The essential illness of today’s world is godlessness. Purely natural philosophy without a supernatural dimension is by no means sufficient as medicine, but it can well analyze how human nature has been ravaged over the last 500 years by mankind’s turning away from the true God of supernatural Revelation.
Such a philosopher was the Belgian Marcel de Corte. Born in 1905, his writing career as a philosopher began in the 1930’s with serious studies of the tried and true philosophy of Aristotle, but from World War II onwards he turned his attention more and more closely to the world crumbling around him. He died in 1994.
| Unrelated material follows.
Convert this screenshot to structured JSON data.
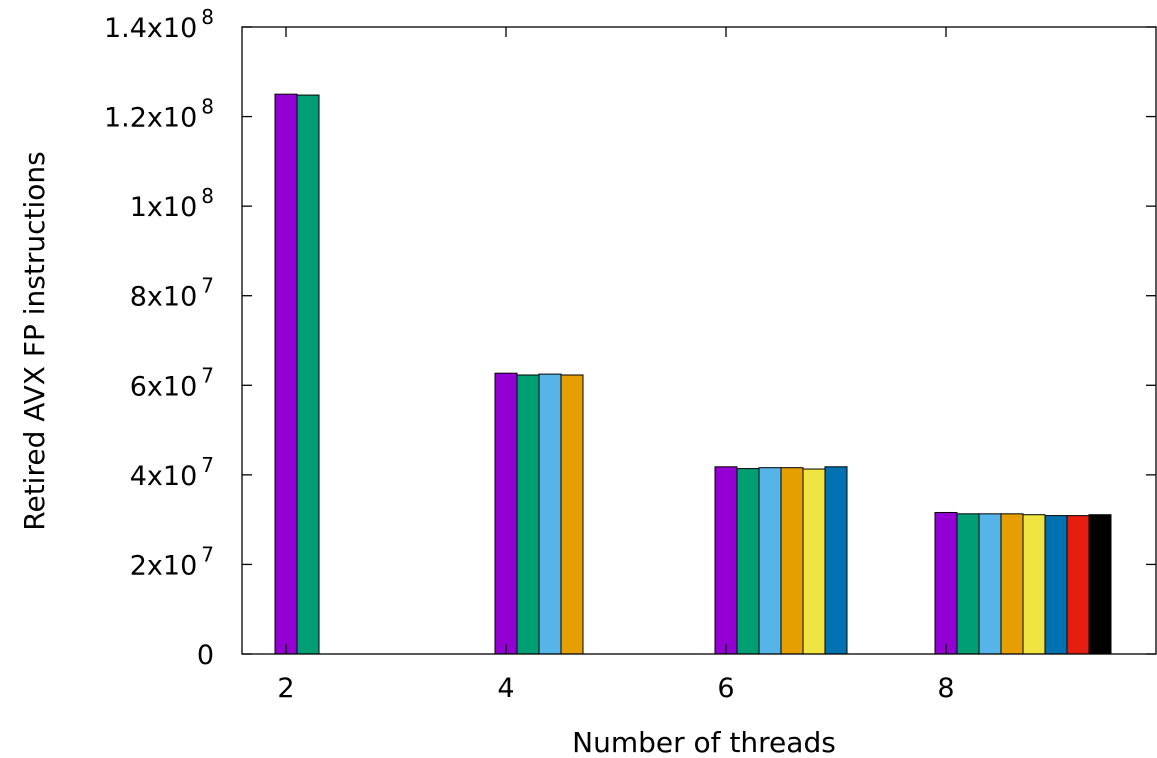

In his last three full-scale books, “End of a Civilization” (1949), “Man against Man” (1962), and “The Mind in Danger of Death” (1968), he shows a close familiarity with modern poets and thinkers such as Kant, Marx and Nietzsche, but he had not abandoned Aristotle, on the contrary. In the light of that age-old philosophy, illuminated from above by his Catholic Faith, he makes a profound natural diagnosis of the modern illness.
The central point of that diagnosis is that out of the Renaissance dividing Faith from life, and out of the Reformation dividing spirit from flesh, there arose RATIONALISM, in which abstract thinking first spurns, and then returns to crush, concrete human living. That is a deep-down explanation of why we now find ourselves in a world of computers, electronics, technology and science which has less and less understanding of, or sympathy for, flesh-and-blood human beings. However, the man who pretends to be an angel turns into a beast, says the old saying, which is why we observe today the electronics being filled with more and more bestial material.
De Corte’s remedy? To restore the wholeness of man by the humble living of ordinary concrete daily lives, which today, he says, can only be done with the grace of God. And he comes back to “the greatest Saint of modern times” (said Pius XI), St. Therese of Lisieux and her “Little Way.”
God was there first, of course! He gave the solution which the philosopher afterwards understood. May God have mercy upon us.